Cuentos | El clásico de Martín - Narrando Los clásicos de pueblo vibran tan intensamente como los espectáculos nacionales, solo que su radio de magnitud se concentra en unas pocas cuadras, y el fervor de los ánimos y la fiereza de las expectativas, colman los climas de domingo, cuando la suerte de una victoria depara la pulsación de los inmediatos días. Por […]

Narrando

Los clásicos de pueblo vibran tan intensamente como los espectáculos nacionales, solo que su radio de magnitud se concentra en unas pocas cuadras, y el fervor de los ánimos y la fiereza de las expectativas, colman los climas de domingo, cuando la suerte de una victoria depara la pulsación de los inmediatos días.

Por Emanuel Rodríguez

Martin como todos los domingos se levantó bien temprano. Con el correr de los años no había podido vencer la adrenalina de los nervios que aún le causaba que su equipo juegue una semifinal por la Liga del Valle y encima con Guillermo Brown, esa gente que no entendía casi nada de fútbol, que defendía a los rústicos, al “ganar de cualquier forma”, al bilardismo, en el peor de los sentidos. Todo lo contrario de la gente como él, los del Deportivo Madryn, perdón, los del glorioso Deportivo Madryn, de paladar exquisito para el futbol champagne, los del toque y toque sin patear para arriba, aquellos que un día se deleitaron con la magia de Marcos del Cero y festejaron sin límites en el histórico monumento a la Galesa, una especie de centro místico, cual si fuera la Cibeles para los del Real Madrid.


Al igual que todos los domingos comió los fideos que le había preparado su madre, Doña Elvira, ni bien regresó de la santa misa, que además de ser caseros, venían acompañados de un pesto que hasta la mismísima Doña Petrona se hubiera jactado de ser la creadora…

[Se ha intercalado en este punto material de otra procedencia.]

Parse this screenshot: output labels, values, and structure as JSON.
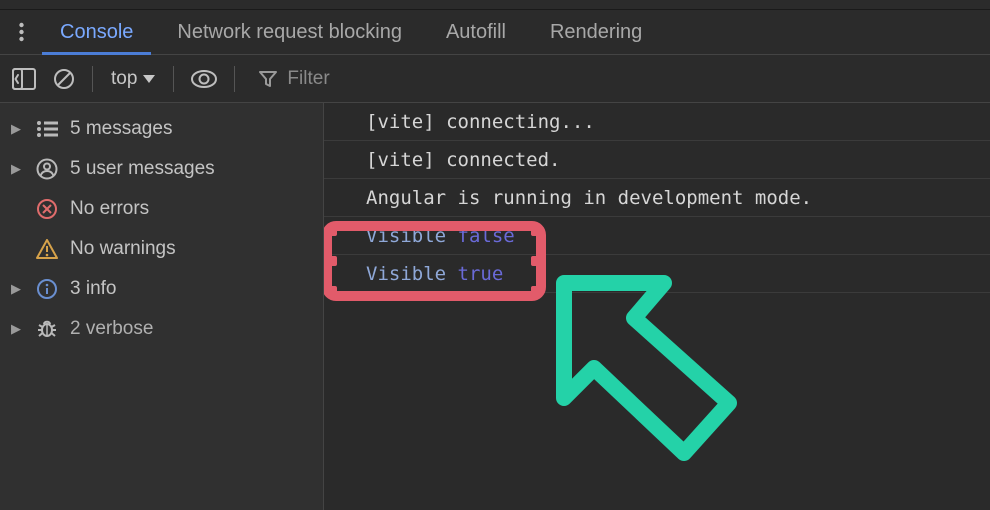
{
  "tabs": {
    "console": "Console",
    "network_blocking": "Network request blocking",
    "autofill": "Autofill",
    "rendering": "Rendering"
  },
  "toolbar": {
    "context_label": "top",
    "filter_placeholder": "Filter"
  },
  "sidebar": {
    "messages": "5 messages",
    "user_messages": "5 user messages",
    "errors": "No errors",
    "warnings": "No warnings",
    "info": "3 info",
    "verbose": "2 verbose"
  },
  "logs": {
    "row0": "[vite] connecting...",
    "row1": "[vite] connected.",
    "row2": "Angular is running in development mode.",
    "row3a": "Visible ",
    "row3b": "false",
    "row4a": "Visible ",
    "row4b": "true"
  }
}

Bueno, la cosa es que Martin, cuasi enfermizo por el futbol, como en un acto religioso se puso la “camiseta de los partidos”, una casaca mágica, que soportaba desde el más denso calor hasta los más extremos fríos y vientos de aquella ciudad en la cual parece que naciera la correntada… muchos de sus amigos sostenían que dicha casaca tenía una fuerza extraña. Era una mezcla rara de cábala y religión, que había usado el Deportivo en la temporada del 98 cuando fueron campeones, así que imagínate la historicidad que cargaba esta camiseta que en la espalda lucía un nueve despegado y totalmente desteñido producto de los miles y miles de lavado que Elvira le propinó luego de cada partido de los últimos 15 años…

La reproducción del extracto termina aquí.